Astaxanthin is the active ingredient in CDX-085, Cardax’s patented second generation compound. “This proprietary compound, like our first generation product ZanthoSyn, delivers Astaxanthin to the blood stream with superior absorption and purity, but in a more concentrated form, allowing higher doses per capsule and improved dosing convenience,” said Watumull. In animal study results published in peer-reviewed papers, CDX-085 statistically significantly lowered triglycerides by 72% as well as atherosclerosis and blood clots.

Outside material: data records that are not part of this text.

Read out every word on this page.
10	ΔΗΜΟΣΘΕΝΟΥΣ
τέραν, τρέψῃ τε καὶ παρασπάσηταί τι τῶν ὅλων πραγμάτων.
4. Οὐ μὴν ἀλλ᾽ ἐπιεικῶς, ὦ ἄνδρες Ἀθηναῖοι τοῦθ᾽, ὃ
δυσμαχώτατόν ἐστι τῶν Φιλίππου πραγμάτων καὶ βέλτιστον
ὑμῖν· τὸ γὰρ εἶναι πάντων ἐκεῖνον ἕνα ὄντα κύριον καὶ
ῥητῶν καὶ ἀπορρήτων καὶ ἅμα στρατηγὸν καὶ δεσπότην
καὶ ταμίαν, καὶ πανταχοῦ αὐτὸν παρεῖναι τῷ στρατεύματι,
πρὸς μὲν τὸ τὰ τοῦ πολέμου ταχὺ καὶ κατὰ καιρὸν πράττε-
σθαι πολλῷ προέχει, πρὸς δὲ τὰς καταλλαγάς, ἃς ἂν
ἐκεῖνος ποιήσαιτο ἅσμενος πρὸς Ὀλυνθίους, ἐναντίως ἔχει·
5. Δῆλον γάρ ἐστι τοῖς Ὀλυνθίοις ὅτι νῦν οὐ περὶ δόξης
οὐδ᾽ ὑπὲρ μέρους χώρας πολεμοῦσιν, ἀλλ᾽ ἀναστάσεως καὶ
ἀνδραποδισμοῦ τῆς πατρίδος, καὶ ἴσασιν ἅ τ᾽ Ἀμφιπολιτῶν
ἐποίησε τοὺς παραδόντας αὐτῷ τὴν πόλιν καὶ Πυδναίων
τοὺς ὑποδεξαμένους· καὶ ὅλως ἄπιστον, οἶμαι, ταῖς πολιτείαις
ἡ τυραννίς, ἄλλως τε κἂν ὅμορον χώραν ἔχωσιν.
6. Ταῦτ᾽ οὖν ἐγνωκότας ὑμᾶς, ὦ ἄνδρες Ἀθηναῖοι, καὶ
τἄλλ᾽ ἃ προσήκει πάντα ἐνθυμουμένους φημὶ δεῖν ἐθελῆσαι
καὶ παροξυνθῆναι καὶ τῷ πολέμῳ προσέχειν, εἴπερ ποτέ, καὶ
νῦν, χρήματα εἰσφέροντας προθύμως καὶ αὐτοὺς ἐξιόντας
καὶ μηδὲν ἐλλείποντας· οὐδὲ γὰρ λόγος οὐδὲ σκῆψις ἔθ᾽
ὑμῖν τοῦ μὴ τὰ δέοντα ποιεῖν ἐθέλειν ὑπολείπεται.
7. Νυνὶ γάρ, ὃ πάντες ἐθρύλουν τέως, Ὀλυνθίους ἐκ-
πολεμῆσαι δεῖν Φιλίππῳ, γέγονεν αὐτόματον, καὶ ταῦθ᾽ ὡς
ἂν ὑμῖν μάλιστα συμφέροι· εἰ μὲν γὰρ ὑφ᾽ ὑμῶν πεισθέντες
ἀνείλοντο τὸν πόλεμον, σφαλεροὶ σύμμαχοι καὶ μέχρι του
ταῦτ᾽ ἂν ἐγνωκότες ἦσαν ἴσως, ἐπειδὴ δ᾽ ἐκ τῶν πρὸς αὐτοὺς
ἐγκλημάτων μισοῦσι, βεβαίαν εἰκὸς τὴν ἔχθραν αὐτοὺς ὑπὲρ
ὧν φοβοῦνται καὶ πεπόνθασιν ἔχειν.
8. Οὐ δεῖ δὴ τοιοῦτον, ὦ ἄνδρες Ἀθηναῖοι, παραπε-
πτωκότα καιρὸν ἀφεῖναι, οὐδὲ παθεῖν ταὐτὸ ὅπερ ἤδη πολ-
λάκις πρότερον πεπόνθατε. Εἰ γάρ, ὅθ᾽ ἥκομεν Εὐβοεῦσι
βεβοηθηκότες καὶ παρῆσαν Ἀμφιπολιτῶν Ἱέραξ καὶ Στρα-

Researchers with the Kuakini Hawaii Lifespan Study, sponsored by the National Institutes of Health and Kuakini Medical Center, discovered that for those who have a certain gene (the FOXO3 “G” genotype) there is “extra protection” against the risk of death as you get older, compared to average persons. Using data from the Kuakini Hawaii Lifespan Study, a substudy of the 50-year Kuakini Honolulu Heart Program (Kuakini HHP), and the National Institute on Aging’s Health, Aging and Body Composition (Health ABC) study as a replication cohort, researchers found that people with this FOXO3 gene have an impressive 10% reduced risk of dying overall over a 17 year period. Data are based on a 17-year prospective cohort study of 3,584 older American men of Japanese ancestry from the Kuakini HHP cohort study and a 17-year prospective replication study of 1,595 white and 1,056 African-American elderly individuals from the Health ABC cohort.